Como usted quiera, digo como pasando del tema. Pero sepa que ahora creo que se dedica a algo mucho más importante que ha dirigir un periódico con millones de lectores. Julius solo sonríe. Calma tensa. ¿Acaso cree usted que solo por no tener el aspecto de alguien importante va a despistarme, caballero? No dice nada. Usted puede vestirse como le plazca. Eso no va a cambiar nada. (Sonríe extrañamente) Puede decir lo que quiera. Es más me da igual. Dedíquese a lo que quiera. Es solo curiosidad. “Esto no es la Oficina de Impuestos”.
Julius espera si tengo algo más que decir. Está bien Dr., comienza tras hacer una pequeña pausa. Noto como la sangre me arde por las venas. Me dedico a algo mucho más importante. “Pero no puedo decirlo”. Yo hubiera querido preguntar de nuevo a qué. Pero no me da tiempo. Se cruza de brazos, sonríe satisfecho.
De nuevo solo en el despacho. No recuerdo nada más. Estoy contentísimo. Victorioso. Repaso la conversación.

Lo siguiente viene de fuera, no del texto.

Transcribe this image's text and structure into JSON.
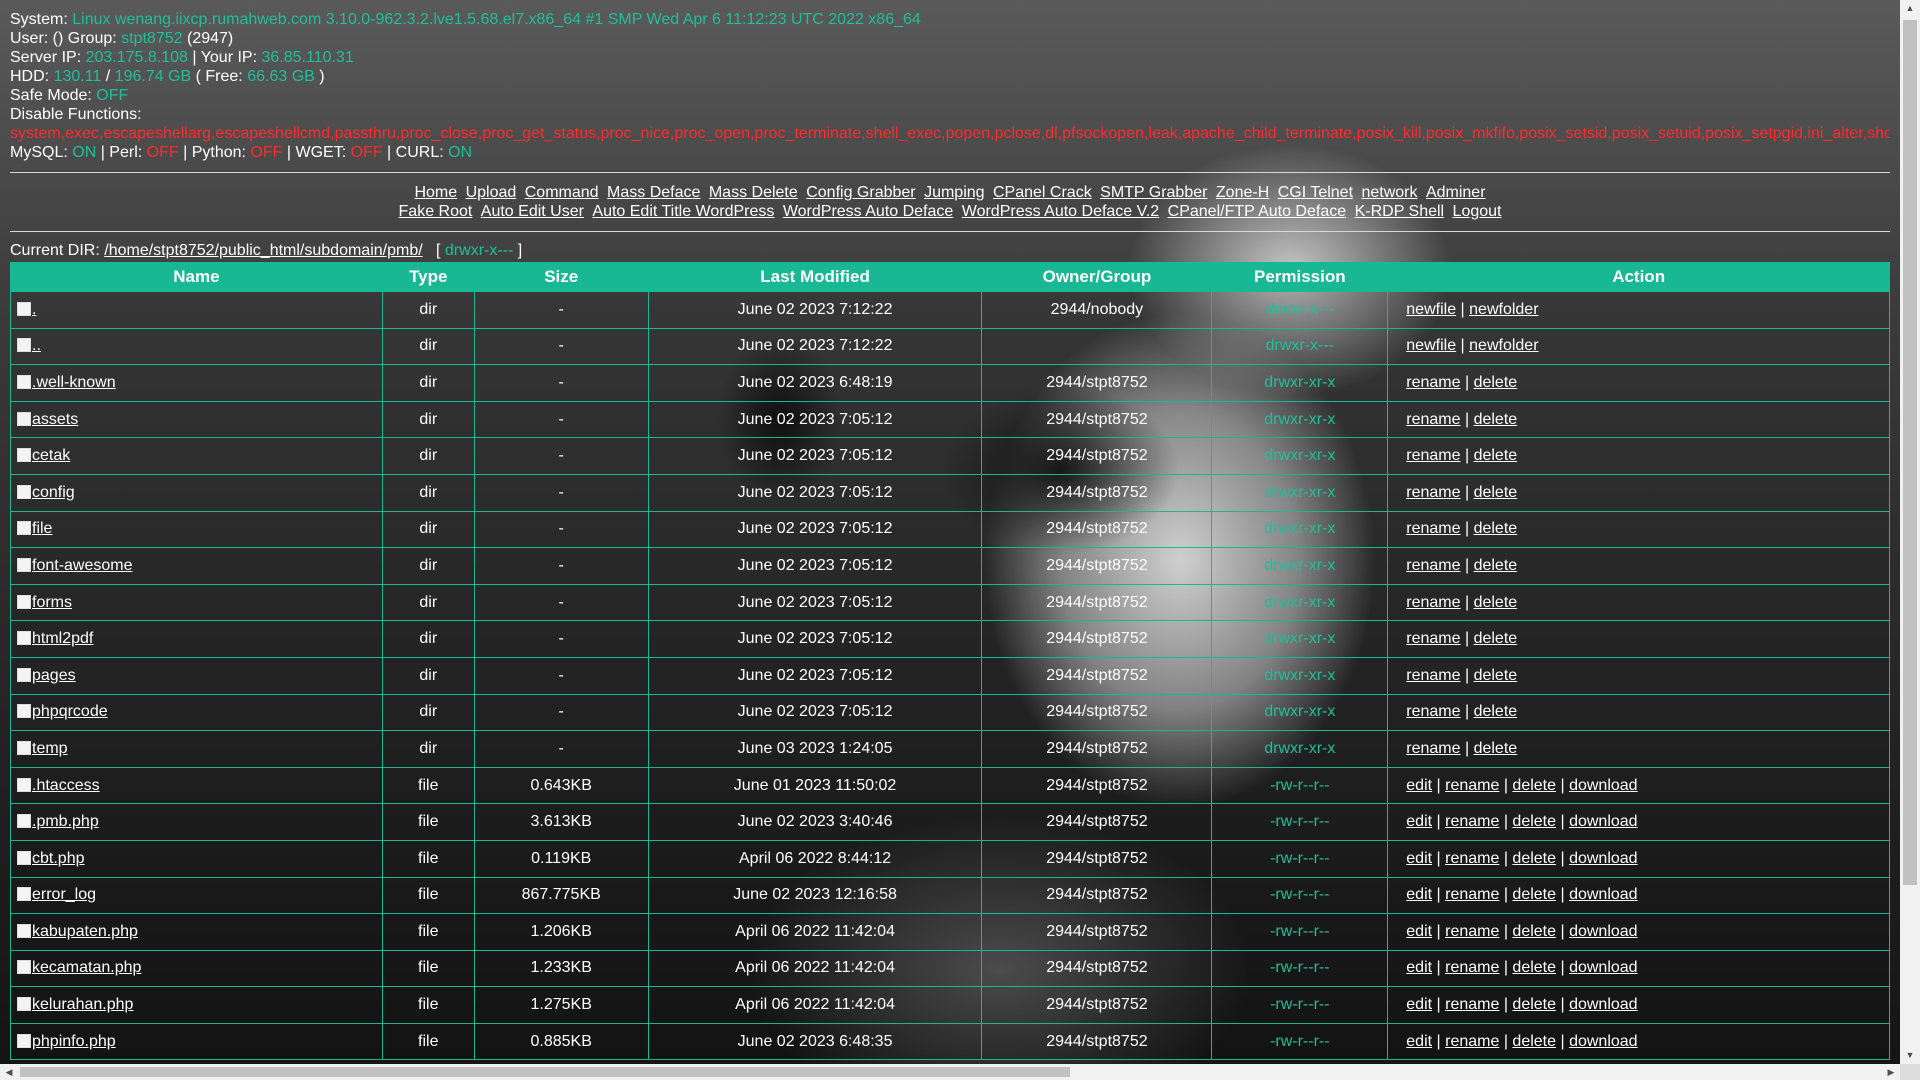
{
  "sysinfo": {
    "system_label": "System:",
    "system_value": "Linux wenang.iixcp.rumahweb.com 3.10.0-962.3.2.lve1.5.68.el7.x86_64 #1 SMP Wed Apr 6 11:12:23 UTC 2022 x86_64",
    "user_label": "User: () Group:",
    "group_value": "stpt8752",
    "group_id": "(2947)",
    "server_ip_label": "Server IP:",
    "server_ip": "203.175.8.108",
    "your_ip_label": "| Your IP:",
    "your_ip": "36.85.110.31",
    "hdd_label": "HDD:",
    "hdd_used": "130.11",
    "hdd_sep": "/",
    "hdd_total": "196.74 GB",
    "hdd_free_label": "( Free:",
    "hdd_free": "66.63 GB",
    "hdd_close": ")",
    "safe_mode_label": "Safe Mode:",
    "safe_mode": "OFF",
    "disable_label": "Disable Functions:",
    "disable_list": "system,exec,escapeshellarg,escapeshellcmd,passthru,proc_close,proc_get_status,proc_nice,proc_open,proc_terminate,shell_exec,popen,pclose,dl,pfsockopen,leak,apache_child_terminate,posix_kill,posix_mkfifo,posix_setsid,posix_setuid,posix_setpgid,ini_alter,show_source",
    "mysql_label": "MySQL:",
    "mysql": "ON",
    "perl_label": "| Perl:",
    "perl": "OFF",
    "python_label": "| Python:",
    "python": "OFF",
    "wget_label": "| WGET:",
    "wget": "OFF",
    "curl_label": "| CURL:",
    "curl": "ON"
  },
  "menu": {
    "row1": [
      "Home",
      "Upload",
      "Command",
      "Mass Deface",
      "Mass Delete",
      "Config Grabber",
      "Jumping",
      "CPanel Crack",
      "SMTP Grabber",
      "Zone-H",
      "CGI Telnet",
      "network",
      "Adminer"
    ],
    "row2": [
      "Fake Root",
      "Auto Edit User",
      "Auto Edit Title WordPress",
      "WordPress Auto Deface",
      "WordPress Auto Deface V.2",
      "CPanel/FTP Auto Deface",
      "K-RDP Shell",
      "Logout"
    ]
  },
  "current_dir": {
    "label": "Current DIR:",
    "path": "/home/stpt8752/public_html/subdomain/pmb/",
    "perm_open": "[",
    "perm": "drwxr-x---",
    "perm_close": "]"
  },
  "table": {
    "headers": [
      "Name",
      "Type",
      "Size",
      "Last Modified",
      "Owner/Group",
      "Permission",
      "Action"
    ],
    "rows": [
      {
        "name": ".",
        "type": "dir",
        "size": "-",
        "modified": "June 02 2023 7:12:22",
        "owner": "2944/nobody",
        "perm": "drwxr-x---",
        "actions": [
          "newfile",
          "newfolder"
        ]
      },
      {
        "name": "..",
        "type": "dir",
        "size": "-",
        "modified": "June 02 2023 7:12:22",
        "owner": "",
        "perm": "drwxr-x---",
        "actions": [
          "newfile",
          "newfolder"
        ]
      },
      {
        "name": ".well-known",
        "type": "dir",
        "size": "-",
        "modified": "June 02 2023 6:48:19",
        "owner": "2944/stpt8752",
        "perm": "drwxr-xr-x",
        "actions": [
          "rename",
          "delete"
        ]
      },
      {
        "name": "assets",
        "type": "dir",
        "size": "-",
        "modified": "June 02 2023 7:05:12",
        "owner": "2944/stpt8752",
        "perm": "drwxr-xr-x",
        "actions": [
          "rename",
          "delete"
        ]
      },
      {
        "name": "cetak",
        "type": "dir",
        "size": "-",
        "modified": "June 02 2023 7:05:12",
        "owner": "2944/stpt8752",
        "perm": "drwxr-xr-x",
        "actions": [
          "rename",
          "delete"
        ]
      },
      {
        "name": "config",
        "type": "dir",
        "size": "-",
        "modified": "June 02 2023 7:05:12",
        "owner": "2944/stpt8752",
        "perm": "drwxr-xr-x",
        "actions": [
          "rename",
          "delete"
        ]
      },
      {
        "name": "file",
        "type": "dir",
        "size": "-",
        "modified": "June 02 2023 7:05:12",
        "owner": "2944/stpt8752",
        "perm": "drwxr-xr-x",
        "actions": [
          "rename",
          "delete"
        ]
      },
      {
        "name": "font-awesome",
        "type": "dir",
        "size": "-",
        "modified": "June 02 2023 7:05:12",
        "owner": "2944/stpt8752",
        "perm": "drwxr-xr-x",
        "actions": [
          "rename",
          "delete"
        ]
      },
      {
        "name": "forms",
        "type": "dir",
        "size": "-",
        "modified": "June 02 2023 7:05:12",
        "owner": "2944/stpt8752",
        "perm": "drwxr-xr-x",
        "actions": [
          "rename",
          "delete"
        ]
      },
      {
        "name": "html2pdf",
        "type": "dir",
        "size": "-",
        "modified": "June 02 2023 7:05:12",
        "owner": "2944/stpt8752",
        "perm": "drwxr-xr-x",
        "actions": [
          "rename",
          "delete"
        ]
      },
      {
        "name": "pages",
        "type": "dir",
        "size": "-",
        "modified": "June 02 2023 7:05:12",
        "owner": "2944/stpt8752",
        "perm": "drwxr-xr-x",
        "actions": [
          "rename",
          "delete"
        ]
      },
      {
        "name": "phpqrcode",
        "type": "dir",
        "size": "-",
        "modified": "June 02 2023 7:05:12",
        "owner": "2944/stpt8752",
        "perm": "drwxr-xr-x",
        "actions": [
          "rename",
          "delete"
        ]
      },
      {
        "name": "temp",
        "type": "dir",
        "size": "-",
        "modified": "June 03 2023 1:24:05",
        "owner": "2944/stpt8752",
        "perm": "drwxr-xr-x",
        "actions": [
          "rename",
          "delete"
        ]
      },
      {
        "name": ".htaccess",
        "type": "file",
        "size": "0.643KB",
        "modified": "June 01 2023 11:50:02",
        "owner": "2944/stpt8752",
        "perm": "-rw-r--r--",
        "actions": [
          "edit",
          "rename",
          "delete",
          "download"
        ]
      },
      {
        "name": ".pmb.php",
        "type": "file",
        "size": "3.613KB",
        "modified": "June 02 2023 3:40:46",
        "owner": "2944/stpt8752",
        "perm": "-rw-r--r--",
        "actions": [
          "edit",
          "rename",
          "delete",
          "download"
        ]
      },
      {
        "name": "cbt.php",
        "type": "file",
        "size": "0.119KB",
        "modified": "April 06 2022 8:44:12",
        "owner": "2944/stpt8752",
        "perm": "-rw-r--r--",
        "actions": [
          "edit",
          "rename",
          "delete",
          "download"
        ]
      },
      {
        "name": "error_log",
        "type": "file",
        "size": "867.775KB",
        "modified": "June 02 2023 12:16:58",
        "owner": "2944/stpt8752",
        "perm": "-rw-r--r--",
        "actions": [
          "edit",
          "rename",
          "delete",
          "download"
        ]
      },
      {
        "name": "kabupaten.php",
        "type": "file",
        "size": "1.206KB",
        "modified": "April 06 2022 11:42:04",
        "owner": "2944/stpt8752",
        "perm": "-rw-r--r--",
        "actions": [
          "edit",
          "rename",
          "delete",
          "download"
        ]
      },
      {
        "name": "kecamatan.php",
        "type": "file",
        "size": "1.233KB",
        "modified": "April 06 2022 11:42:04",
        "owner": "2944/stpt8752",
        "perm": "-rw-r--r--",
        "actions": [
          "edit",
          "rename",
          "delete",
          "download"
        ]
      },
      {
        "name": "kelurahan.php",
        "type": "file",
        "size": "1.275KB",
        "modified": "April 06 2022 11:42:04",
        "owner": "2944/stpt8752",
        "perm": "-rw-r--r--",
        "actions": [
          "edit",
          "rename",
          "delete",
          "download"
        ]
      },
      {
        "name": "phpinfo.php",
        "type": "file",
        "size": "0.885KB",
        "modified": "June 02 2023 6:48:35",
        "owner": "2944/stpt8752",
        "perm": "-rw-r--r--",
        "actions": [
          "edit",
          "rename",
          "delete",
          "download"
        ]
      }
    ]
  },
  "colors": {
    "accent": "#18b894",
    "highlight": "#1fbf9a",
    "danger": "#ff2a2a"
  },
  "icons": {
    "file_row": "broken-image-icon"
  }
}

Fue olvidar el prejuicio y dar en la diana. Vencer el prejuicio. Olvidar lo que vemos. El prejuicio “es nuestro raciocinio”. Intento saber porqué he pensado esto o... de donde ha salido.
***
Tengo al Señor Smith sentado delante de mí con los ojos cerrados. Sus párpados son exageradamente enormes tras esas gigantescas gafas. Habla de sus cumpleaños. De su casa. De su infancia. Sus amigos… Me siento derrotado. Intento escuchar pero nada. Buena gana.
***
Un eco en mi cabeza. Es raro. No sé por qué. No entiendo nada. “¿De donde vienen los prejuicios?” Soy yo quien lo piensa, pero es otra voz quien lo dice. Salgo de la consulta por simple inercia. Es el camino al gimnasio. Llego. Compruebo si Antonio ha llegado.
Un ruido seco que se extiende por todo el parking subterráneo me saca un poco de la tontera. Busco con la mirada, pero la tenue luz de las lámparas de emergencia no es suficiente a esta profundidad. No quiero moverme. No he reconocido el ruido.
Un objeto puntiagudo aparece sobre el techo de un coche apuntando al techo. Ya lo reconozco: es un paraguas. A su lado una señorita. Siento curiosidad y me acerco despacito. Al otro lado del paraguas aparece Antonio. Se lleva las manos a la cabeza.
- ¡¡Sinvergüenza!! Grita la chica dando media vuelta.
Se va haciendo resonar sus tacones visiblemente enfadada.
Pregunto a Antonio qué ha pasado. Pero es tontería. Su cara de pillo me lo dice todo.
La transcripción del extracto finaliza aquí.